In a nod to LGBTQ+ Pride Month and the one-year anniversary of the Supreme Court’s landmark decision in Bostock v. Clayton County, the U.S. Equal Employment Opportunity Commission (EEOC) has released new resources “to educate employees, applicants and employers about the rights of all employees, including lesbian, gay, bisexual and transgender workers, to be free from sexual orientation and gender identity discrimination in employment.” The materials – none of which state new policy but instead rely on previously adopted positions – “are part of EEOC’s effort to ensure that the public can find accessible, plain language materials in a convenient location on EEOC’s website.”

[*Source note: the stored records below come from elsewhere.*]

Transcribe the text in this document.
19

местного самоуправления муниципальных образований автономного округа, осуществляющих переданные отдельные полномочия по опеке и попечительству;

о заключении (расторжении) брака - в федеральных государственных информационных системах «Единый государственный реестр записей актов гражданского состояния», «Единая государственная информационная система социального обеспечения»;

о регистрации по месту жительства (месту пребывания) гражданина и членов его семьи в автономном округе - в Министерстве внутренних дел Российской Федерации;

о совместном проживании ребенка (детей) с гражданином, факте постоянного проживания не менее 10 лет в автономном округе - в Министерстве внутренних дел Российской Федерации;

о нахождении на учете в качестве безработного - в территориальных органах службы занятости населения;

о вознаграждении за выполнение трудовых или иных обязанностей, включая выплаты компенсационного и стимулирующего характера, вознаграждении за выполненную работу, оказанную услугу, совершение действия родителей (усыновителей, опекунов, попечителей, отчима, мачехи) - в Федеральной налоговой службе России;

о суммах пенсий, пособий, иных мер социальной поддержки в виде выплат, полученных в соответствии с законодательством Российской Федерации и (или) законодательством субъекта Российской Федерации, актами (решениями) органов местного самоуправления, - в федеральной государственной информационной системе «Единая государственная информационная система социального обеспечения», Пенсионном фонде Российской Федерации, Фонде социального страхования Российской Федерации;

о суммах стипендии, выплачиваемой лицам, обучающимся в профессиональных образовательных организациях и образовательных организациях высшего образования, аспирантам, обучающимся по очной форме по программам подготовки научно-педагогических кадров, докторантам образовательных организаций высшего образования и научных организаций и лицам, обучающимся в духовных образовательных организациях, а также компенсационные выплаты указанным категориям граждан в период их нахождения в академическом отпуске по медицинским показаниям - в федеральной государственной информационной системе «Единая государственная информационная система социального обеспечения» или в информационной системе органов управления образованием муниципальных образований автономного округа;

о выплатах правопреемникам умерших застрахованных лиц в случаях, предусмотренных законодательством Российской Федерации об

A new page on the EEOC website provides information on sexual orientation and gender identity discrimination, including information on prohibited activities in the workplace, unlawful discrimination and harassment, employment policies and practices, and retaliation. It also provides individuals who believe they have been discriminated against with information on how to file a charge with the EEOC. “Additionally, there are links to EEOC statistics and updated fact sheets concerning recent EEOC litigation and federal sector decisions regarding sexual orientation and gender identity discrimination.”
The EEOC also unveiled a new technical assistance document that is intended to facilitate understanding of the Supreme Court’s ruling in Bostock and addresses the employers to which Title VII applies and the persons whom it protects, the types of discriminatory actions that Title VII prohibits, and various other “real-world” types of questions, including whether employers can justify discriminatory actions by pointing to customer or client preferences (they can’t) and whether Title VII protects employees even in states without laws prohibiting employment discrimination based on sexual orientation or gender identity (it does).
In discussing the new resources, EEOC Chair Charlotte A. Burrows explained, “All people, regardless of sexual orientation and gender identity, deserve an opportunity to work in an environment free from harassment or other discrimination . . . The new information will make it easier for people to understand their rights and responsibilities related to discrimination based on sexual orientation and gender identity.”
One year after the Bostock decision, employers should have modified their policies to ban sexual orientation and gender identity discrimination. EEOC charges for this type of discrimination will become more commonplace, and these EEOC new resources may expedite that trend.